Notice that the line segments AD, BE, and CF within the window are cevians of the triangular window. Also, notice that those cevians meet at a single point. Are you starting to see how Ceva's theorem might be applied to this situation?

Since the cevians of the triangular window intersect at exactly one point, it follows by Ceva's theorem that |BD| × |CE| × |AF| = |DC| × |EA| × |FB|. Ah-ha! These are the sides that make up the siding of the triangular window. Furthermore, we have the following lengths for some of those sides.

  • |AF| = 5 inches
  • |BD| = 3 inches
  • |DC| = 10 inches
  • |CE| = 4 inches
  • |EA| = 3 inches

Thus, we can plug these into this relationship to get the following:

  • 3 × 4 × 5 = 10 × 3 × |FB|

The only unknown is |FB|, and that is the side length that the artist was looking for! All we have to do is simplify this equation and solve for |FB|.

  • 60 = 30 × |FB|

Divide both sides of this equation by 30 to get the following:

  • 2 = |FB|

There we have it! By Ceva's theorem, it must be the case that the last strip of siding will have length 2 inches.

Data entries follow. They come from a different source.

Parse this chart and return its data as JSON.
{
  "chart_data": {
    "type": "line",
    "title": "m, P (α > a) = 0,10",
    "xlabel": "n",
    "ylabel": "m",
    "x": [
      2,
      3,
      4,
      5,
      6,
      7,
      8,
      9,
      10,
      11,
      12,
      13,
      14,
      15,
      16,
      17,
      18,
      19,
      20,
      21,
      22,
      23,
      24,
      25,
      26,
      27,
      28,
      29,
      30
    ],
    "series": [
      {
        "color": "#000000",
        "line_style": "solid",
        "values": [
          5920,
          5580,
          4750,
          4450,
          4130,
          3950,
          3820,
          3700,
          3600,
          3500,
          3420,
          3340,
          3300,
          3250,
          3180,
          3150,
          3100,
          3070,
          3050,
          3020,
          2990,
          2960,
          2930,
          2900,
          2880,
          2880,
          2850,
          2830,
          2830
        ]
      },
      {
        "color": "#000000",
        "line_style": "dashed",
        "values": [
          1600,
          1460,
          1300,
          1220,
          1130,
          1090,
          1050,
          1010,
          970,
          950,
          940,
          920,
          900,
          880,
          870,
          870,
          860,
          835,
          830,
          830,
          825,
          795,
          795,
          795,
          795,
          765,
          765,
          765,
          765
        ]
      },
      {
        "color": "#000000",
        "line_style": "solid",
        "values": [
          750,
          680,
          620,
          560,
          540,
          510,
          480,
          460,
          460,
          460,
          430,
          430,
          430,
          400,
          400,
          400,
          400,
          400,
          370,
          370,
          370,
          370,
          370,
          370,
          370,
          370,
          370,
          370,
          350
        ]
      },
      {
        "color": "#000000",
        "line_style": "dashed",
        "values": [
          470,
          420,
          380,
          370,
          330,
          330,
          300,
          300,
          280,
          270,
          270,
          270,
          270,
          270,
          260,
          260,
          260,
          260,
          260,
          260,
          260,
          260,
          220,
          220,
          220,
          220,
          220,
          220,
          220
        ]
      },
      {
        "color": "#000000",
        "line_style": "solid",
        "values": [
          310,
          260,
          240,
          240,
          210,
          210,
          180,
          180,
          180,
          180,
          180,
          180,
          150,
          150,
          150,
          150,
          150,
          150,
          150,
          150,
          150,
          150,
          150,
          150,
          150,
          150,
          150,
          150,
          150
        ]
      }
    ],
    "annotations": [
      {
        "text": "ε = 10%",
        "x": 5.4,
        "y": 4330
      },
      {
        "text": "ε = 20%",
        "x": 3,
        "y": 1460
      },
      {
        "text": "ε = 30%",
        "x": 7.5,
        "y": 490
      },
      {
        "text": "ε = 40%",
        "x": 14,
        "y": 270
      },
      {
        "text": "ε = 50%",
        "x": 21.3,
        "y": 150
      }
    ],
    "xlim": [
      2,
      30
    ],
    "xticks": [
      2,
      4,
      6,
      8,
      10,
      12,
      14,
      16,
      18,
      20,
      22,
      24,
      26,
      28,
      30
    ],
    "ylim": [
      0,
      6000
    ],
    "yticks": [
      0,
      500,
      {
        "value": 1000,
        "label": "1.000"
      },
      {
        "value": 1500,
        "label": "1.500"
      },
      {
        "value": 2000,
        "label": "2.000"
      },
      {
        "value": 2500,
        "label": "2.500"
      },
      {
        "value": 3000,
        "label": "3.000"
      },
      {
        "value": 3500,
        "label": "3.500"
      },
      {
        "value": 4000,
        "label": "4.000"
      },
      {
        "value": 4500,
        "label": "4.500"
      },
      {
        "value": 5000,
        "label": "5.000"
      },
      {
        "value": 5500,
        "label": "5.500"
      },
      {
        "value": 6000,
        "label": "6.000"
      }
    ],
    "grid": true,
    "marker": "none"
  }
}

This is all pretty fascinating! Let's take a look at another example.

Another Example

The image shows a triangle RST and random points M, N, and O, on the sides of the triangle.


Ceva3


Suppose that |SN| = 4 units, |TO| = 7 units, |RM| = 6 units. Now, suppose that we draw in the cevians RN, SO, and TM and they intersect at exactly one point. Based on this, what must be true about NT, OR, and MS?

Since the cevians intersect at exactly one point, by Ceva's theorem, we have that |SN| × |TO| × |RM| = |NT| × |OR| × |MS|. We also have lengths for SN, TO, and RM, so we have the following:

  • |SN| × |TO| × |RM| = 4 × 7 × 6 = 168 = |NT| × |OR| × |MS|

Therefore, it must be true that the product of the lengths of NT, OR, and MS is 168.